İçi boşaltılmış görünen “Devlet” in, “Ordu” nun, “Milli İstihbarat” ın, “Özel Kuvvetler”in küllerinden doğabilme kabiliyetinin işareti say, gururlan;
“Bit yeniği” değdirme naifliğine.
İyi de gidiyordum aslında;
Yüzümde tebessüm, gözlerimde ilk yutkunmada boşalmayı bekleyen yaşlar, göğsümde bir kabarma...
Sonra “uçaktan bildiren” muhabir kızın sesi duyuldu:
- Başbakan kucağındaki bebeğe hurma yediriyor sayın seyirciler... Evet hurmayı yedirdi... Bir dakika... Sadece bebeğe değil, uçakta kurtarılan bütün vatandaşlarımıza hurma ikram ediyorlar...
Eyvah!
Tırmalayacaklar!
Madalyonun ön tarafındaki hurma her ne kadar insani değerlerimizi dengelese de madalyonun arkasında;
- “Operasyonu kendi yöntemleriyle gerçekleştirdiği” söylenen MİT’in eşzamanlı olarak PKK’yla müzakereleri de yürüten kurum olduğu gerçeği var.
- Türkiye’yi koalisyona dahil edebilmek için “dış güçler rehineleri hedef alıp provokasyon yapabilirlerdi IŞİD bu yüzden rehineleri teslim etti” de denebilir elbette ama tersten bakınca da -tam da BM Genel Kurulu’nun arifesinde-Türkiye’nin IŞİD bahanesiyle oluşturulan ve “Kürdistan” için arazi temizliği yapacak koalisyona girmemek için ileri sürdüğü “tek” mazeretinin ortadan kalkmış olduğu gerçeği var.
Olayın “insani” boyutunda çektiğimiz derin “oh” başka... Ama işin konjonktürel boyutunda Türkiye, artık “rehineler” gibi bir “şerh” gerekçesi de kalmadığına göre, ABD öncülüğünde oluşturulan “kutsal ittifak(!)” a dahil olursa bunun “doğal sonucu” ortada;
PKK’yla “ülkü” daş olacak!
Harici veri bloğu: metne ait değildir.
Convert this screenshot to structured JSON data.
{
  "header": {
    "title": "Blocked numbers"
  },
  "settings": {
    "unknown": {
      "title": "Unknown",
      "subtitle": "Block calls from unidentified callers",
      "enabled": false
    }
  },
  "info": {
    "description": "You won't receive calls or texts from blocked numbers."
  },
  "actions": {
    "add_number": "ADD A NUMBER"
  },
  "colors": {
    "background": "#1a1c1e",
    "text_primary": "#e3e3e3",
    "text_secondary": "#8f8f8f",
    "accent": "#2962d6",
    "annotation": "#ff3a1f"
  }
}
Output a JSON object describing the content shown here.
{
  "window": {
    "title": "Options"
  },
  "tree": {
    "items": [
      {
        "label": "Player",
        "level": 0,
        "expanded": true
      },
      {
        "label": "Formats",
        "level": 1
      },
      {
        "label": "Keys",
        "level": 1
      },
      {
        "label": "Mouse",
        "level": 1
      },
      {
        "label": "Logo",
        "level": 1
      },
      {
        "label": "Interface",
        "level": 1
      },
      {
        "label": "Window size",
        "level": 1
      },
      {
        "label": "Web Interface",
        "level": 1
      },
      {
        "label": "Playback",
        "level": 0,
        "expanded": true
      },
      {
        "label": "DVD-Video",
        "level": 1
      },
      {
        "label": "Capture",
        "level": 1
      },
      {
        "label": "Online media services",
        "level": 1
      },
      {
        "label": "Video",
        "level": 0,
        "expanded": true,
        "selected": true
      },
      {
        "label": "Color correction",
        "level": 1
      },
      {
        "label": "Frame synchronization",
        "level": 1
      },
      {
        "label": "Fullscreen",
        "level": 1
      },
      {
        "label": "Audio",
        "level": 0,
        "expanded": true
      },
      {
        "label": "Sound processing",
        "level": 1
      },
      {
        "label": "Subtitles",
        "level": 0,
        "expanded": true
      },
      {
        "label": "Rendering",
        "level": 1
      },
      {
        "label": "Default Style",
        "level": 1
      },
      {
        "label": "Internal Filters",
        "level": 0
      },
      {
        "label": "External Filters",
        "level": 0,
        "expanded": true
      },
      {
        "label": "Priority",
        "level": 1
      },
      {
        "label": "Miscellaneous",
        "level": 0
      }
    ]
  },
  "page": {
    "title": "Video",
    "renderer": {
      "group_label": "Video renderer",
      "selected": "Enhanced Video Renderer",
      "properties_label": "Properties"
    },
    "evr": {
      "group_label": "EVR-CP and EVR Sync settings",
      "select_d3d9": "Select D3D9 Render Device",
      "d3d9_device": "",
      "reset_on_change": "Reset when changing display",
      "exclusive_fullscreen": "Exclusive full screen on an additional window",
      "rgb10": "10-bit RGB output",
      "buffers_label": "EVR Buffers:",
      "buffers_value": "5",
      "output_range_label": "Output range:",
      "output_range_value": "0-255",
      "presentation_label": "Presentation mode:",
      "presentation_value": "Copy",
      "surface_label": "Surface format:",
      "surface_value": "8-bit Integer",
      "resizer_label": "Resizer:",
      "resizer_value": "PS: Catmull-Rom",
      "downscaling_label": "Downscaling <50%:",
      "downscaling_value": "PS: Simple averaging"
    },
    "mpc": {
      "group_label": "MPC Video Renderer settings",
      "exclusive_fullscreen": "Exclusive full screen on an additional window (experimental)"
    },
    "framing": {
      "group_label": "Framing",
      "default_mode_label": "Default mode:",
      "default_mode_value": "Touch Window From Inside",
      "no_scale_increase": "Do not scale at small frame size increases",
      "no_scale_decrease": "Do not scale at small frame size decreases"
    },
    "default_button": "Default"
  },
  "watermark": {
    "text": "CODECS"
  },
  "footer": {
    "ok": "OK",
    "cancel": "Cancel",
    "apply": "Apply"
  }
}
PKK’yla aynı cephede yer alacak! Mehmetçik, Mehmetçik katilleriyle omuz omuza savaşacak(!)
Aslı Aydıntaşbaş dünkü köşesinde “nihayetinde Ankara, rasyonel ve esnek davranacak; davranmak zoruna kalacak. İki hafta önce Türkiye destekli bazı muhalif grupların YPG’yle ittifak anlaşması imzalaması, tesadüf değildi. Ankara’nın rızası olmadan olacak iş de değildi.
Belli ki Batı, bundan sonraki aşamada Suriyeli Kürtleri muhatap almaya hazırlanıyor. Eninde sonunda IŞİD’e karşı desteklenecek muhalif gruplardan biri de PYD olacaktır.
Hal buyken Türkiye’nin hayrına olan da kendi bölgesinde ” Kürtlere rağmen “ değil, ” Kürtlerle birlikte “ bir strateji geliştirmek olacak.
Dün, belki de bunun ilk adımıydı...” yazdı.
Aydıntaşbaş’ın dün “dün” diye bahsettiği önceki günü bilmem ama “dün” bizim ağzımıza bir avuç hurma çalanlar, aynı anda, perde arkasında PKK’yla “resmen” misyondaş olmanın ilk adımı da atmış olamaz mı!?
Başbakan Davutoğlu, Başkonsolosumuzu, Dışişleri Bakanı’yken verdiği talimatı dinlemediği için alnından öpecek değil ya!
Demek ki “görev” başarıyla tamamlandı!